Second, Milanovic’s graph also shows that the incomes of the very poorest didn’t rise at all over the period 1988-2008. That’s not to denigrate the real achievements of the MDG period: halving poverty seven years ahead of the MDG deadline was no small feat. But as David Steven and I noted in our paper on the ‘business as usual’ outlook on poverty to 2030 for the Post-2015 UN High Level Panel, the people still remaining in poverty will be much harder to reach than those who escaped poverty in the MDG era.

They’ll be increasingly concentrated in fragile states (or parts of them), often in the absence of a functioning government, and frequently at risk of violence or displacement. They’ll tend to be in geographically or politically marginalised communities – the places, ethnicities, or castes that are at best neglected, at worst actively discriminated against or repressed. “Getting to zero” on poverty by 2030 – the likely headline target of the post-2015 development goal framework – will be much harder than halving it by 2015.

Third, while the incomes of developing country middle classes are catching up in relative terms with developed country middle class incomes, the incomes of the global rich are powering ahead – and that’s before we even consider wealth, which is where inequalities get really spectacular.

Tim raises an eyebrow about Oxfam’s headline stat, that the richest 85 people on Earth control the same amount as the poorest half of the global population, accusing Oxfam of “sophistry” given that the poorest people have less wealth than his toddler son: he has zero wealth whereas poor people have negative wealth, i.e. their debts outweigh their assets. But, he goes on, that argument takes no account of e.g. earning potential. Which is a fair point in one sense: I and most readers of this blog have mortgages and hence negative wealth, but it’s manifestly absurd to bracket us in with people who live on less than a dollar a day.

Fair enough. But it’s still the case that the global distribution of wealth is utterly skewed. So it’s a bit of a stretch to call Oxfam, or Credit Suisse (from where Oxfam’s, and my, data comes) of “distortion” on the basis of his toddler argument – I defy anyone to come up with data showing that the global distribution of wealth between rich and poor people (as opposed to countries) is becoming more equal.

Finally, we ought also to consider the global distribution of risk, as well as income and wealth. You might reasonably expect that as emerging middle classes in developing countries have become better off, they’ve also become more secure. But not necessarily.

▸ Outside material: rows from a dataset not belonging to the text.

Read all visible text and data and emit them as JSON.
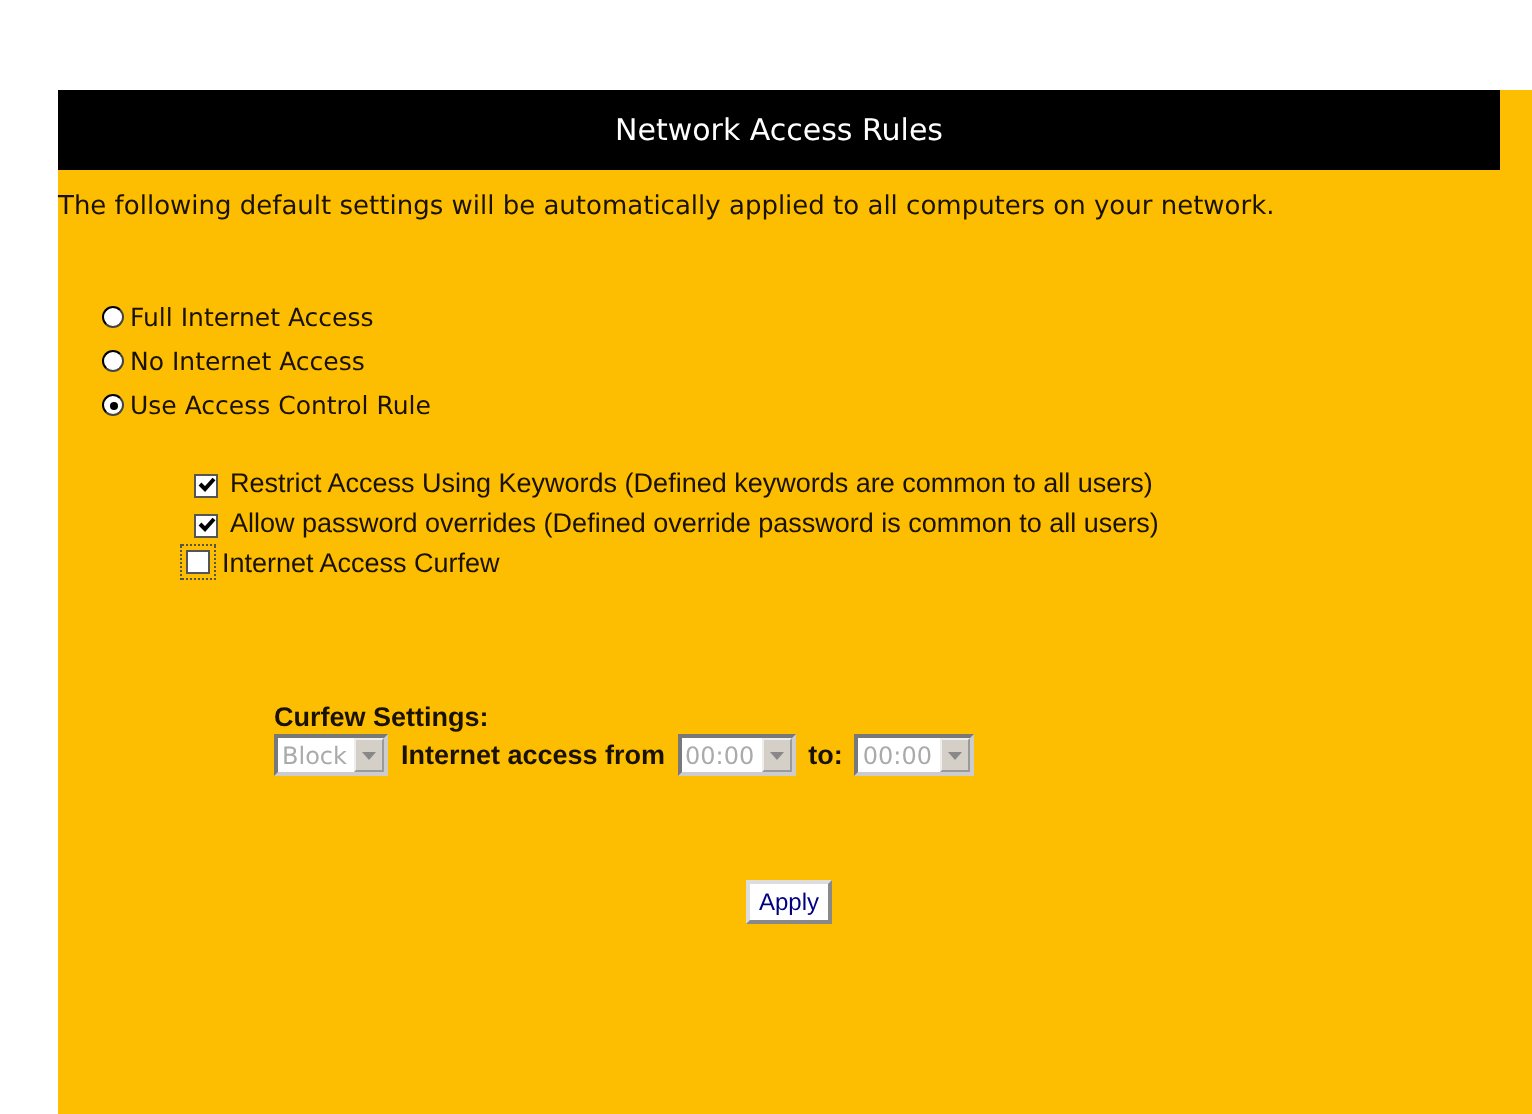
{
  "header": {
    "title": "Network Access Rules"
  },
  "intro": "The following default settings will be automatically applied to all computers on your network.",
  "access_options": [
    {
      "label": "Full Internet Access",
      "selected": false
    },
    {
      "label": "No Internet Access",
      "selected": false
    },
    {
      "label": "Use Access Control Rule",
      "selected": true
    }
  ],
  "rules": [
    {
      "label": "Restrict Access Using Keywords (Defined keywords are common to all users)",
      "checked": true
    },
    {
      "label": "Allow password overrides (Defined override password is common to all users)",
      "checked": true
    },
    {
      "label": "Internet Access Curfew",
      "checked": false
    }
  ],
  "curfew": {
    "heading": "Curfew Settings:",
    "action": {
      "value": "Block",
      "disabled": true
    },
    "from_label": "Internet access from",
    "from": {
      "value": "00:00",
      "disabled": true
    },
    "to_label": "to:",
    "to": {
      "value": "00:00",
      "disabled": true
    }
  },
  "buttons": [
    {
      "label": "Apply"
    }
  ]
}
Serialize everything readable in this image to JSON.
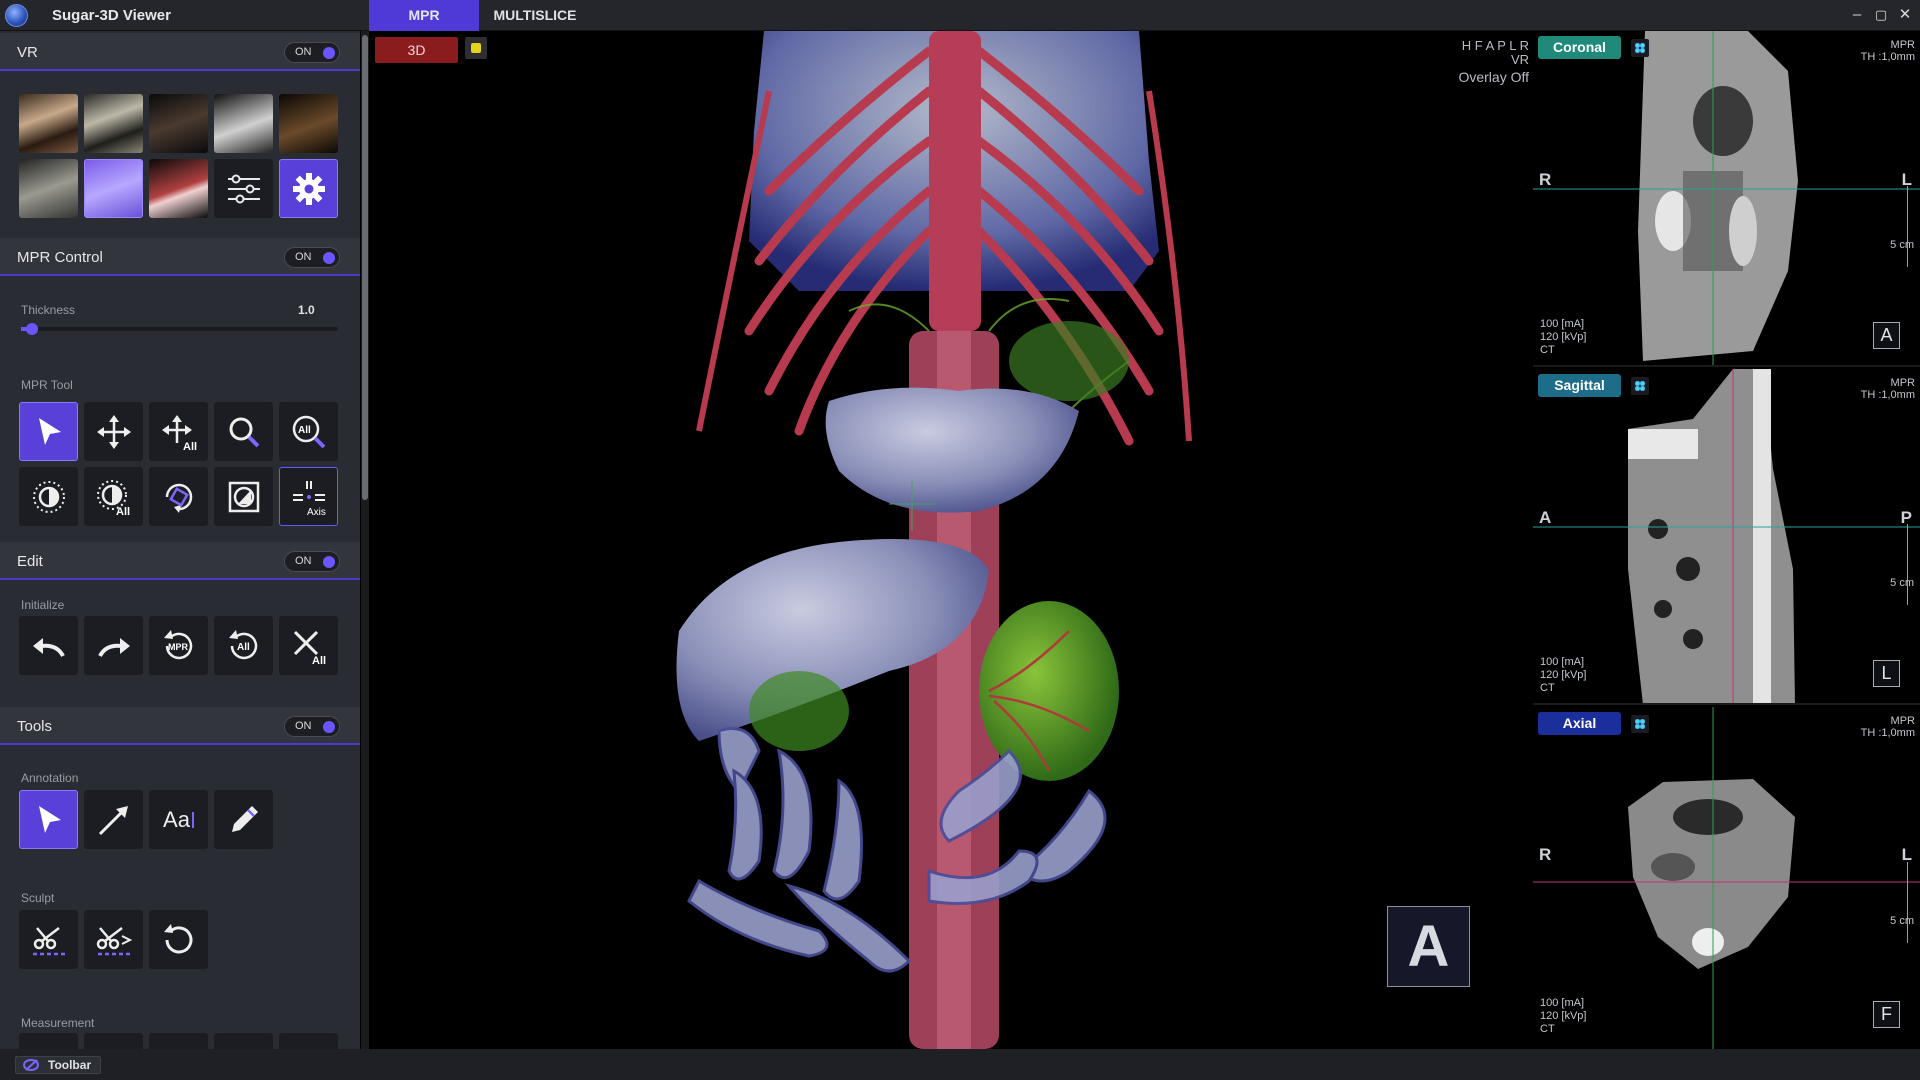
{
  "titlebar": {
    "title": "Sugar-3D Viewer",
    "tabs": [
      "MPR",
      "MULTISLICE"
    ],
    "minimize": "–",
    "maximize": "▢",
    "close": "✕"
  },
  "sidebar": {
    "vr": {
      "title": "VR",
      "toggle": "ON"
    },
    "mpr_control": {
      "title": "MPR Control",
      "toggle": "ON",
      "thickness_label": "Thickness",
      "thickness_value": "1.0"
    },
    "mpr_tool": {
      "label": "MPR Tool",
      "all": "All",
      "axis": "Axis"
    },
    "edit": {
      "title": "Edit",
      "toggle": "ON",
      "initialize_label": "Initialize",
      "mpr_badge": "MPR",
      "all_badge": "All"
    },
    "tools": {
      "title": "Tools",
      "toggle": "ON",
      "annotation_label": "Annotation",
      "text_tool": "Aa",
      "sculpt_label": "Sculpt",
      "measurement_label": "Measurement"
    }
  },
  "statusbar": {
    "toolbar_label": "Toolbar"
  },
  "main_view": {
    "mode_button": "3D",
    "orient_line1": "H F A P L R",
    "orient_line2": "VR",
    "overlay": "Overlay Off",
    "orientation_cube": "A"
  },
  "mpr_views": [
    {
      "name": "Coronal",
      "color": "#1f8a7a",
      "mode": "MPR",
      "th": "TH :1,0mm",
      "left": "R",
      "right": "L",
      "scale": "5 cm",
      "ma": "100  [mA]",
      "kvp": "120  [kVp]",
      "modality": "CT",
      "orient": "A"
    },
    {
      "name": "Sagittal",
      "color": "#1d6d8a",
      "mode": "MPR",
      "th": "TH :1,0mm",
      "left": "A",
      "right": "P",
      "scale": "5 cm",
      "ma": "100  [mA]",
      "kvp": "120  [kVp]",
      "modality": "CT",
      "orient": "L"
    },
    {
      "name": "Axial",
      "color": "#1b2f9c",
      "mode": "MPR",
      "th": "TH :1,0mm",
      "left": "R",
      "right": "L",
      "scale": "5 cm",
      "ma": "100  [mA]",
      "kvp": "120  [kVp]",
      "modality": "CT",
      "orient": "F"
    }
  ]
}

True, more people have escaped poverty since 2000 than ever before. Yet the members of this ‘breakout generation’, whom you can find in large numbers in any of the rapidly expanding cities of the global South, are increasingly finding themselves playing a high stakes game of snakes and ladders: while they are finding new opportunities to improve their lot, they are also encountering all kinds of new risks that could halt their progress – or push them back into poverty.

To start with, they’re particularly vulnerable to any slowdown in national growth rates – something that now appears to be happening in many emerging economies that initially proved largely immune to the effects of the financial crisis and Great Recession. They’re also much more likely to be working in insecure, informal, or low-paid employment, all of which affect young people in particular.

On top of that, they rely on urban infrastructures that risk buckling under the strain of rocketing demand: you don’t have to spend long in a city like Addis Ababa or Karachi to see how overstretched systems for providing water, sanitation, electricity, or transport are. They’re also in the front line of the impacts of growing resource scarcity, particularly in the form of price spikes or inflation in the cost of fuel and food. They’re heavily exposed to the social strains of high rates of inequality, and usually lack access to safety nets or social protection systems. And increasingly, they also face the rise of trans-boundary shocks ranging from financial and economic crises through to accelerating climate change impacts.

John Maynard Keynes on the post-2015 agenda

In the same spirit of hopeful ideas for a new year as Ben’s excellent post on inequality, herewith some musing of JM Keynes’s about “economic possibilities for our grandchildren“, penned amid the economic Armageddon of 1930.

Keynes took as his timeframe a 100 year period from when he was writing – in other words, what the world might look like 2030. As it happens, this is exactly the same question that governments and others are now looking at in the post-2015 development agenda – so it seems like an apposite moment for a reprise from a man who’s lately been vindicated on a number of other fronts…

I feel sure that with a little more experience we shall use the new-found bounty of nature quite differently from the way in which the rich use it to-day, and will map out for ourselves a plan of life quite otherwise than theirs … What work there still remains to be done will be as widely shared as possible – three hour shifts, or a fifteen-hour week …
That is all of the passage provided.